The Influence of Stratification on the Wind-Driven Cross-Shelf Circulation over the North Carolina Shelf*
Additional Document Info
Wind-driven, cross-shelf circulation is studied using current observations spanning the 90 km wide North Carolina shelf. Most of the shelf is less than 40 m deep. Current measurements were made at five sites within 16 km of the coast from August through October or early December 1994 and at mid- and outer-shelf sites from February 1992 through February 1994. In both studies the water column was stratified in summer and often unstratified during fall and winter. The presence or absence of stratification had a profound influence on the wind-driven, cross-shelf circulation over this shallow shelf, When the water column was stratified, the wind-driven cross-shelf circulation was consistent with a two-dimensional upwelling/downwelling response. Over the mid and outer shelf, near-surface and near-bottom cross-shelf transports had similar magnitudes but opposite directions and were approximately equal to the Ekman transports associated with the alongshelf wind stress and bottom stress, respectively. Wind-driven cross-shelf transports decreased toward the coast over a cross-shelf scale of 10 km, suggesting that upwelling and downwelling were confined near the coast during stratified conditions. Stratification may be maintained in the region of transport divergence near the coast by a balance between vertical mixing and buoyancy forcing.

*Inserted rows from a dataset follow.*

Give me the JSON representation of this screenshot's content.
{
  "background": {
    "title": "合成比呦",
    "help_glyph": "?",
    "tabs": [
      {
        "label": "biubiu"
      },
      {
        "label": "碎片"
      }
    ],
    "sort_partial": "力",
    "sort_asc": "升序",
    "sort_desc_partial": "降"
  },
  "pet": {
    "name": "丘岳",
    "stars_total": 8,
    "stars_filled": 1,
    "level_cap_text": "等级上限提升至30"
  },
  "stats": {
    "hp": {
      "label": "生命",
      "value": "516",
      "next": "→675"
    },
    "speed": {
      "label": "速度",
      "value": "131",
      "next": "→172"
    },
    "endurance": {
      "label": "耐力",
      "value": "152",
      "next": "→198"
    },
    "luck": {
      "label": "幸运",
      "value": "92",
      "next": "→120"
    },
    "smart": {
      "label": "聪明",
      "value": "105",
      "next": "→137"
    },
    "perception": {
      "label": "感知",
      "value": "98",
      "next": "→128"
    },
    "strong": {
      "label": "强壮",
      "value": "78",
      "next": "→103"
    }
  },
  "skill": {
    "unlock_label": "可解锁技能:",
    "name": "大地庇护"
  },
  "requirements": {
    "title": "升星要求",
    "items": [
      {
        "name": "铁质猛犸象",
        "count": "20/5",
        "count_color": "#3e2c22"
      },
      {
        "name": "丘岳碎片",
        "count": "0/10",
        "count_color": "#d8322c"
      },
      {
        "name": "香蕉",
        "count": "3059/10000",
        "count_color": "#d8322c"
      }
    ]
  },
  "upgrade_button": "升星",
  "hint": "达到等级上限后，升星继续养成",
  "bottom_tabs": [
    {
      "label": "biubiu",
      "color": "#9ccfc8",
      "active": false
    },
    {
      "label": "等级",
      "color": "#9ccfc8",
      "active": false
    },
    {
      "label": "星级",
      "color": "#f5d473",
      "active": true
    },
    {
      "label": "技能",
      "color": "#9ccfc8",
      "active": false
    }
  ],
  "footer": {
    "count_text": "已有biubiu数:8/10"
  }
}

When the water column was unstratified the wind-driven cross-shelf circulation at all mooring sites was substantially reduced relative to the stratified response for moderate to strong wind stresses (\textbackslash T-v I > 0.1 N m(-2)); consistent with an Ekman depth greater than the water depth. The dependence of the cross-shelf transport on wind stress and water depth is roughly consistent with an unstratified, two-dimensional model where the eddy-viscosity profile depends on the stress and distance from the boundaries. Both observations and model results suggest that during unstratified conditions much of the divergence or convergence in the wind-driven cross-shelf transport, and hence the associated upwelling and downwelling, occurs near the shelfbreak on this shallow shelf.